欧米諸国、イランの「スリーパーセル」を警戒 ハメネイ師死亡で活性化の兆しか
イランが米国をはじめとする西側諸国に潜伏させている工作員「スリーパーセル(潜伏工作員)」に対し、活動開始を促す暗号化通信を送っている可能性が浮上している。地域社会に長期間同化し、指示を待つ工作員が活動を開始すれば、戦火が西側諸国へ直接波及し、紛争が世界規模に拡大するとの懸念が強まっている。
9日(現地時間)の米ABCニュースによれば、米政府は最近、司法当局に対し「イランから発信されたと推定される暗号化通信を傍受した」と警告を発した。米政府は、この通信がイラン国外に潜伏する工作員への作戦開始信号である可能性があるとみている。これらの通信は、先月28日の空爆によりイランの最高指導者アリ・ハメネイ師が死亡した直後、複数の国を経由して送信されたとのことだ。
「スリーパーセル」の実態 地域社会に溶け込む巧妙な戦術
スリーパーセルとは、特定の国家や団体が事前に潜入させた工作員が、長期間一般市民を装って生活し、指示が下った際にテロ行為に及ぶ組織を指す。2001年の米同時多発テロ事件では、工作員らが米国で英語を学び、航空学校で訓練を受けて操縦士免許を取得するなど、徹底的に身分を隠して準備を進めていたことが知られている。
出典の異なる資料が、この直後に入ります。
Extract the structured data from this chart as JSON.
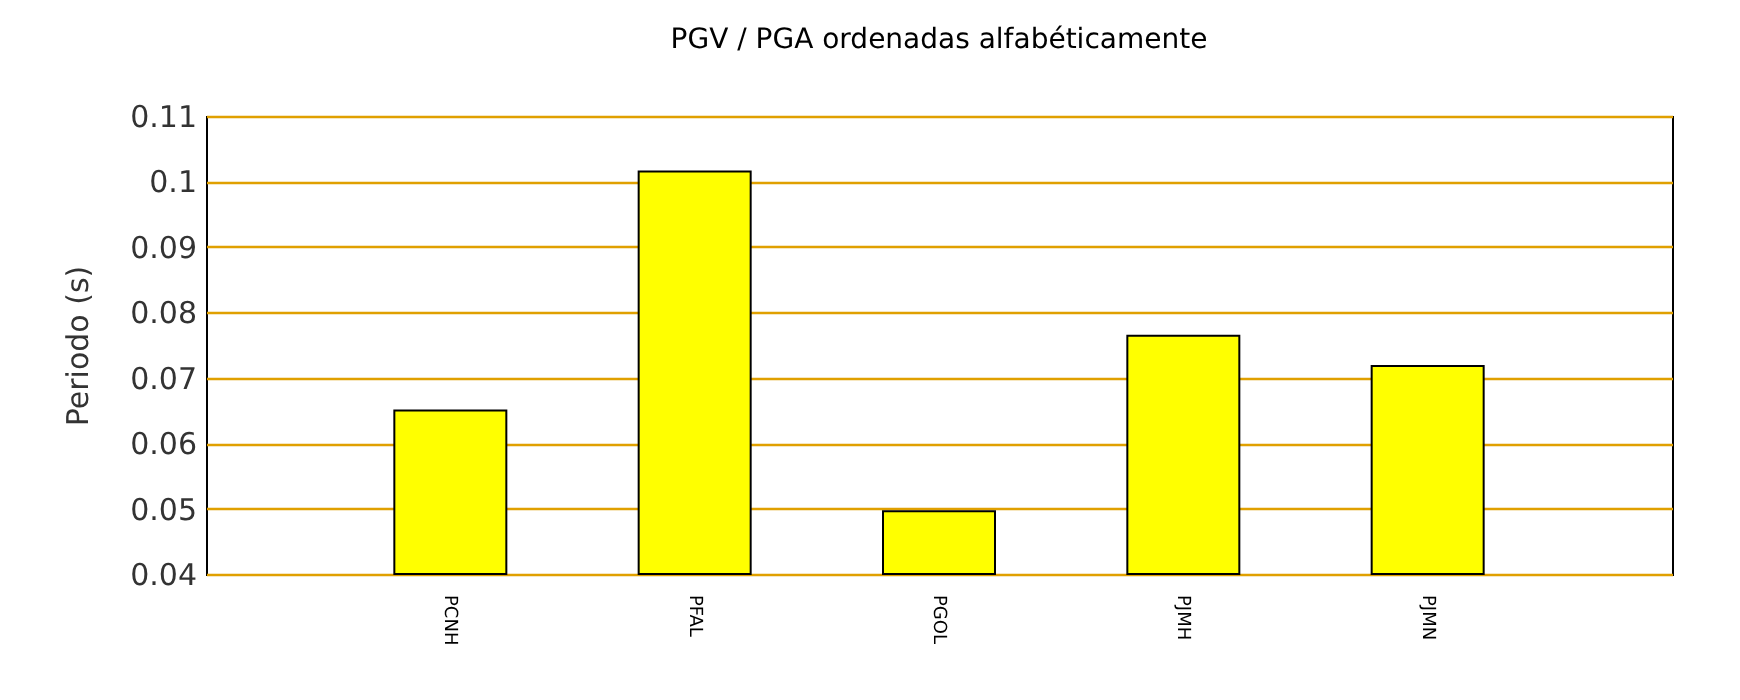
{
  "chart_data": {
    "type": "bar",
    "title": "PGV / PGA ordenadas alfabéticamente",
    "ylabel": "Periodo (s)",
    "categories": [
      "PCNH",
      "PFAL",
      "PGOL",
      "PJMH",
      "PJMN"
    ],
    "values": [
      0.065,
      0.1015,
      0.0496,
      0.0764,
      0.0718
    ],
    "color": "#ffff00",
    "ylim": [
      0.04,
      0.11
    ],
    "yticks": [
      0.04,
      0.05,
      0.06,
      0.07,
      0.08,
      0.09,
      0.1,
      0.11
    ],
    "grid": "y"
  }
}
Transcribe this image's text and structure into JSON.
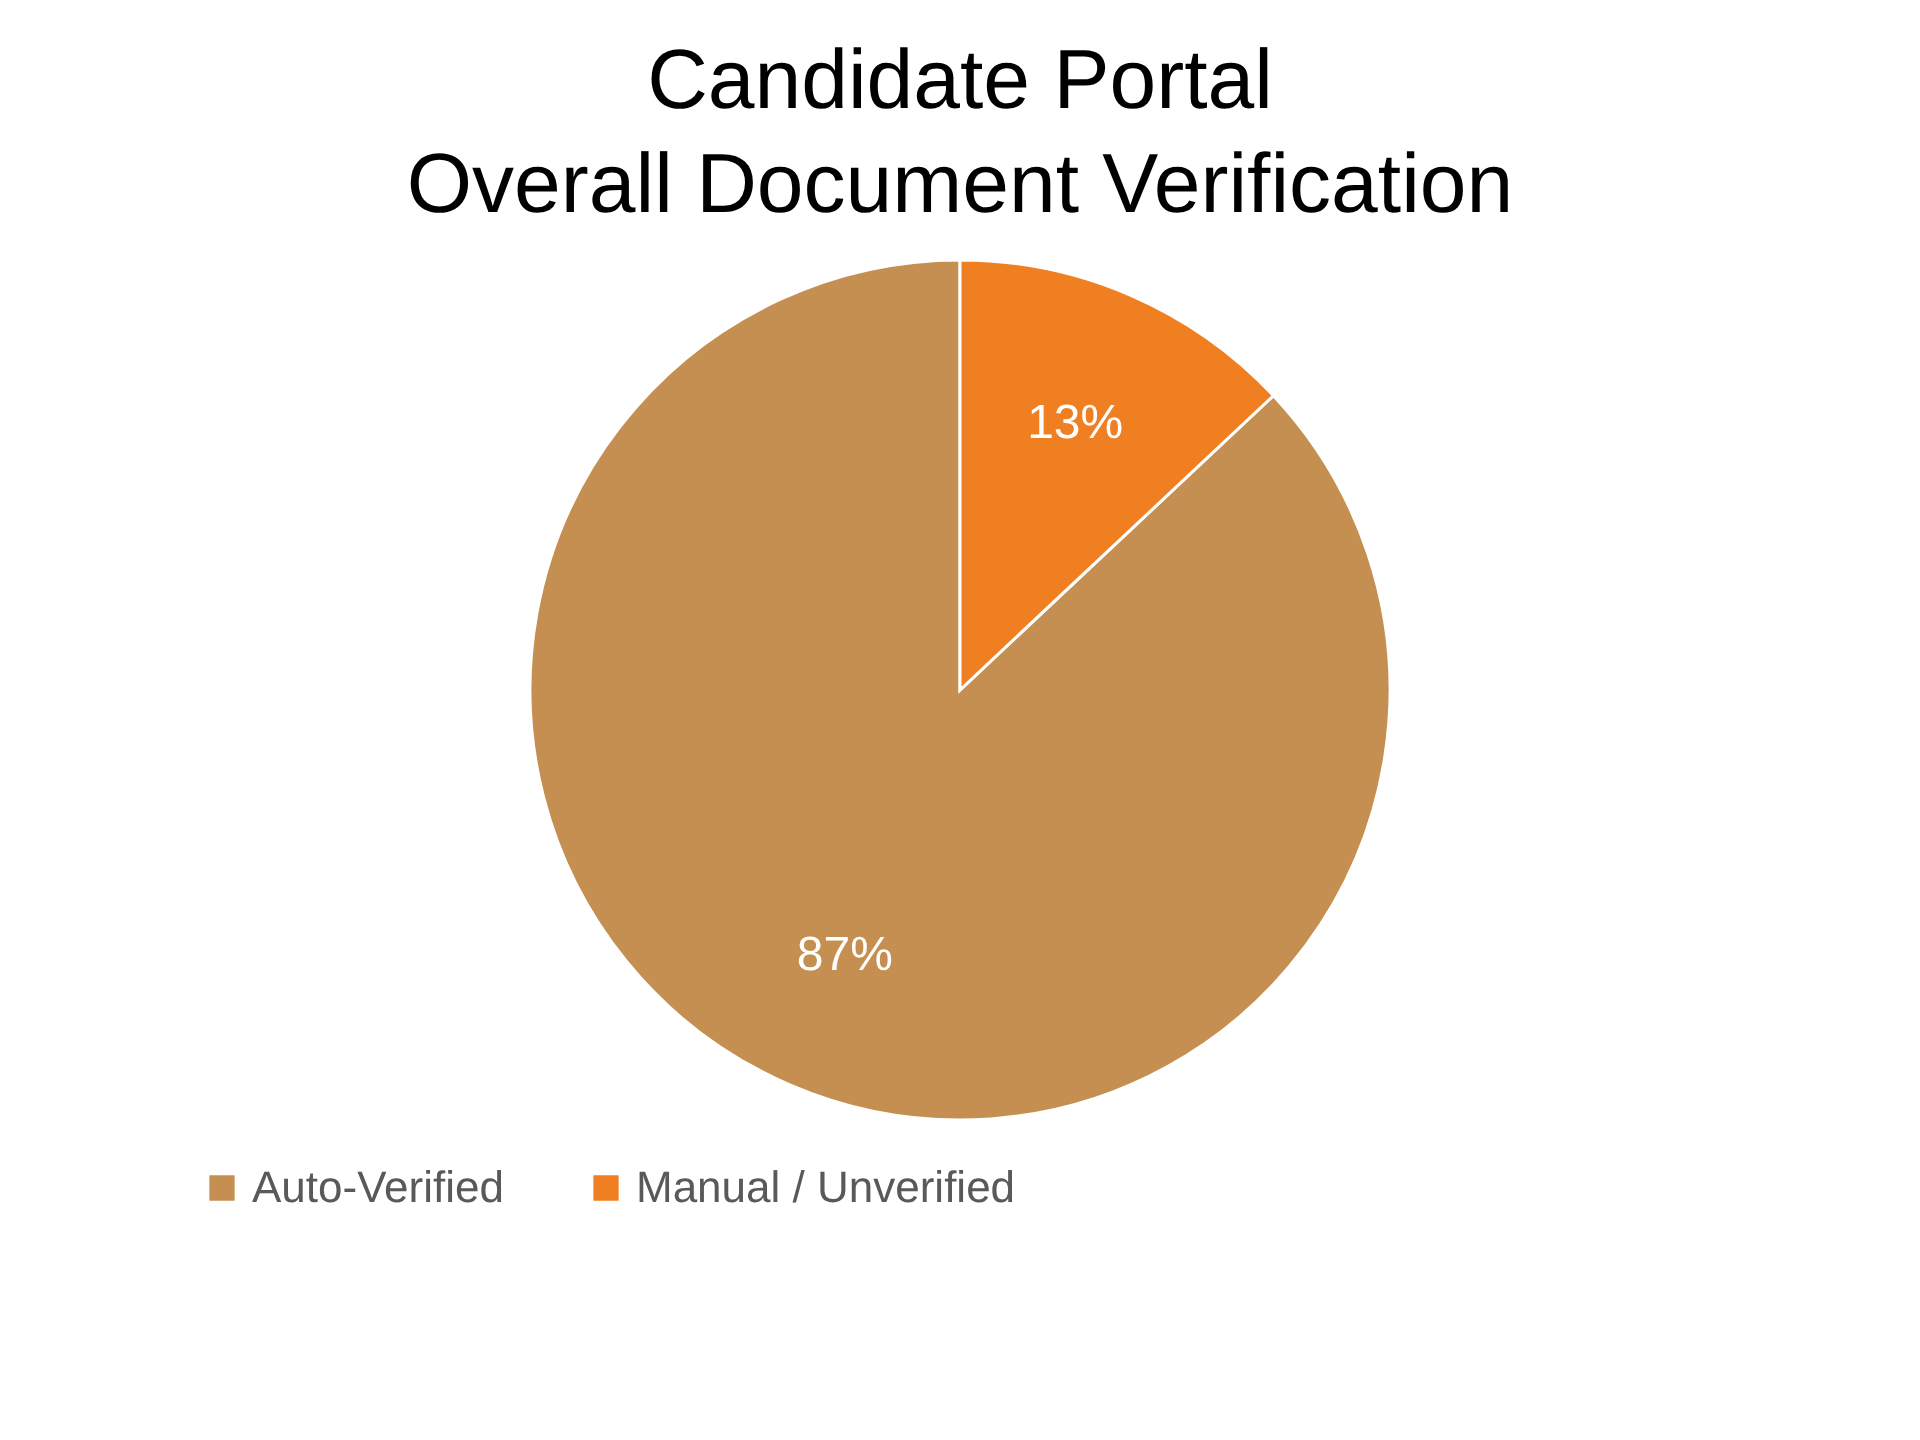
{
  "chart_data": {
    "type": "pie",
    "title": "Candidate Portal\nOverall Document Verification",
    "categories": [
      "Auto-Verified",
      "Manual / Unverified"
    ],
    "values": [
      87,
      13
    ],
    "colors": [
      "#c48f50",
      "#f07f22"
    ],
    "value_labels": [
      "87%",
      "13%"
    ],
    "legend": "bottom"
  }
}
こうした潜伏工作員は、外見上は一般市民と変わらない生活を送るため、事前に探知することは極めて困難とされる。2015年のパリ同時多発テロや2017年のマンチェスター・アリーナでのテロ事件も、地域社会に同化していた人物らが突如として引き起こしたものであり、甚大な人命被害を招いた。
イラン指導部による報復の呼びかけと厳戒態勢
米国とイスラエルによるイラン空爆以降、専門家らはスリーパーセルによる報復攻撃の可能性を危惧してきた。元FBI副局長のクリス・スウェッカー氏は、ヒズボラやハマスなどの関連組織が米国内で行動を起こすリスクが極めて高まっていると指摘している。
実際に、イランの高位聖職者は空爆後、米国とイスラエルに対する「聖戦」を促すファトワー(宗教的解釈)を発表した。タスニム通信によれば、このファトワーは全てのムスリムに対し、殉教した指導者の復讐を果たす義務があると宣言している。神政国家であるイランにおいて、この宣言は事実上の最高命令として機能する。
こうした状況を受け、欧米各国の当局は警戒を強めている。トランプ米大統領は記者会見で、スリーパーセルの動向を「注視している」と述べ、関連情報を詳細に把握していることを強調した。英国では特殊空挺部隊(SAS)がテロ警戒のためロンドンに展開したほか、カタールではイラン革命防衛隊(IRGC)と連携した組織員10人が逮捕されたとのことだ。
歴史学者の分析によれば、1979年以降、欧州ではイランに関連した攻撃の試行が100件以上確認されている。専門家は、単なる軍事衝突を超えた「見えない脅威」に対し、国際的な情報共有と防諜体制の強化が不可欠であると指摘している。